第15回
一条真也
『SF魂』小松左京著(新潮新書)

 

 いま、小松左京が読まれるべきだと思います。大地震に大津波、最悪のレベル7となった原発事故...未曾有の国難に遭って、状況はわたしたちの想像力を完全に追い越してしまいました。
 想像力のチャンピオンといえば、なんといってもSF作家です。古くはヴェルヌやウェルズにはじまり、アシモフやクラーク、ディックといったSF作家たちが多くの作品を残してきました。彼らは、これまで宇宙人襲来、未知のウィルス、人工知能の反乱核戦争、そして人類滅亡といった、ありとあらゆる極限状況をも描いてきたのです。今こそ、わたしたち日本人は、SFにおける想像力を「人類の叡智」として使う時期かもしれません。
 そして、日本には小松左京がいます。『復活の日』『果てしなき流れの果てに』『継ぐのは誰か?』といった大作を発表し、『日本沈没』で大ベストセラー作家となった日本SF界の草分け的存在にして最大の巨匠です。

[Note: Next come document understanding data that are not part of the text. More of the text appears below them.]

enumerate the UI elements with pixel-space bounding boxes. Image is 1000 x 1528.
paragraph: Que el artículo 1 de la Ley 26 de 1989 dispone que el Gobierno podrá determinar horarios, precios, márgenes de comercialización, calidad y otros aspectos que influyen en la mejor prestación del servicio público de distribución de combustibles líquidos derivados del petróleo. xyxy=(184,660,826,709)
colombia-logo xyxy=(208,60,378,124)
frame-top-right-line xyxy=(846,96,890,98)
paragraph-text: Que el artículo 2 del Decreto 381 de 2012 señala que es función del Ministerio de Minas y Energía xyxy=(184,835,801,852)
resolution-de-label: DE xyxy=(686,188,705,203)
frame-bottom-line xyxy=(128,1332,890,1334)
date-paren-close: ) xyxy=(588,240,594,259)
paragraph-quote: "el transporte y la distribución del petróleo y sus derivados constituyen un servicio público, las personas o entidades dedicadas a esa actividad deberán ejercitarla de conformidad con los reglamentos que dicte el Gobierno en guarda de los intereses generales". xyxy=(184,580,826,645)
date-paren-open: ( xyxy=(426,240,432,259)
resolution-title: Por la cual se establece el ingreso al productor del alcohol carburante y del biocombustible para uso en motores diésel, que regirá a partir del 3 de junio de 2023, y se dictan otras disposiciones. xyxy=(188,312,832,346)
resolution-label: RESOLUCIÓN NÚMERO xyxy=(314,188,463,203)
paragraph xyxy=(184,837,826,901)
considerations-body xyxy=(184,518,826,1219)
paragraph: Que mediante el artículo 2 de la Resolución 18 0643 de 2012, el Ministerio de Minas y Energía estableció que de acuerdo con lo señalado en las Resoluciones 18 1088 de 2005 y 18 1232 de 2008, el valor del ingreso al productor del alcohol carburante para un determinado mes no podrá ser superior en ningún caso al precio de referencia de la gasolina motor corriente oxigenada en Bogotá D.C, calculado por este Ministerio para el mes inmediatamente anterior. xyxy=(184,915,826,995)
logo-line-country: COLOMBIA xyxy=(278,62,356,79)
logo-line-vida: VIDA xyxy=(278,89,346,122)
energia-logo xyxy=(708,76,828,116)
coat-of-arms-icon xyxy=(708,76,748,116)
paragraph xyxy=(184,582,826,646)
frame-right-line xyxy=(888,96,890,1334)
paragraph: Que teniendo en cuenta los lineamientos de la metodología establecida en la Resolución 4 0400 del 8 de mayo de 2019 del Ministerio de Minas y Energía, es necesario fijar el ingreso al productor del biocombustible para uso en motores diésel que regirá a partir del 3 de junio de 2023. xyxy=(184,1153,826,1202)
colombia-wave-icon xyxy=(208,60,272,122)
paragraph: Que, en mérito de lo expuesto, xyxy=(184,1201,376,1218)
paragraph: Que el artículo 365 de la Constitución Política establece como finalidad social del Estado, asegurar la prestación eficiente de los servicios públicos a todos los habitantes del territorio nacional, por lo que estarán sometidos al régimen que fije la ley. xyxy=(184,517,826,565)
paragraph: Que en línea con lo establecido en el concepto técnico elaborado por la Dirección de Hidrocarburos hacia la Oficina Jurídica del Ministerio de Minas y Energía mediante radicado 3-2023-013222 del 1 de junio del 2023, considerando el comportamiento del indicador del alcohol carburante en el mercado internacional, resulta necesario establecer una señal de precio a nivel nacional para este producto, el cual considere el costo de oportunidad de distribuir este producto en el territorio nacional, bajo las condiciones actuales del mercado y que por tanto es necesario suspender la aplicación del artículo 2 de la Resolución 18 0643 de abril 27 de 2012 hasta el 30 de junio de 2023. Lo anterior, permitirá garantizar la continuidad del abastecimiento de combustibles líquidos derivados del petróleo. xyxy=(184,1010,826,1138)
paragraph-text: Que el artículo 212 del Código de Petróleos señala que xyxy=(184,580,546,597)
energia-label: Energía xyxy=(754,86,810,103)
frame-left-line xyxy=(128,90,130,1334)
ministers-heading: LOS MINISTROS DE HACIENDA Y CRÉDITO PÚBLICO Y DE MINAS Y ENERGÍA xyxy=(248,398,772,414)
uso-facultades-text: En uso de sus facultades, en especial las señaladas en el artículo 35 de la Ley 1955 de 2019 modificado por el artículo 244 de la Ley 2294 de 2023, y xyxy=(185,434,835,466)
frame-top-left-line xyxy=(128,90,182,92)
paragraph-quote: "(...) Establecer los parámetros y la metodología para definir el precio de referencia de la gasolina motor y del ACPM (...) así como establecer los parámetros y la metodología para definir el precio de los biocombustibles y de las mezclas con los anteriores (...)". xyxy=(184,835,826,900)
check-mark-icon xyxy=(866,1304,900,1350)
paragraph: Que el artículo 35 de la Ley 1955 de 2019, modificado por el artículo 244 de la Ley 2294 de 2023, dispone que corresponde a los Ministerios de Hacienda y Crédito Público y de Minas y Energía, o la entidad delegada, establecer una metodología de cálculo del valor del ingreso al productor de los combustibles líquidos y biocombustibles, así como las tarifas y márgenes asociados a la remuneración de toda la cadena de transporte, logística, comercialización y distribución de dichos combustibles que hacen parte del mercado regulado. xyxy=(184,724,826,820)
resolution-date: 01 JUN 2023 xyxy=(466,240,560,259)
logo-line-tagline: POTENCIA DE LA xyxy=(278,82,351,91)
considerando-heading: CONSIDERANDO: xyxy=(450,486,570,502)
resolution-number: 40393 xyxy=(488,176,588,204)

 本書『SF魂』には、その巨匠によって創作秘話やSFの神髄が語られています。帯には、「私が日本を沈没させました。」と大書されていますが、著者は両親の関東大震災の体験をヒントに『日本沈没』を書いたそうです。
 その後、著者自身が阪神淡路大震災に遭遇し、「あの震災は本当にショックだった。あれだけ地震や地殻変動について調べているのに、阪神間にあんな地震が来るとは思ってもみなかった」と述べています。その直後、著者はうつ状態になったそうですが、いま何を思っているのでしょうか?
 最後に、著者は「SFとは希望である」と述べています。わたしたちが新しい希望を手にするためにも、小松左京のSFを読まなくては!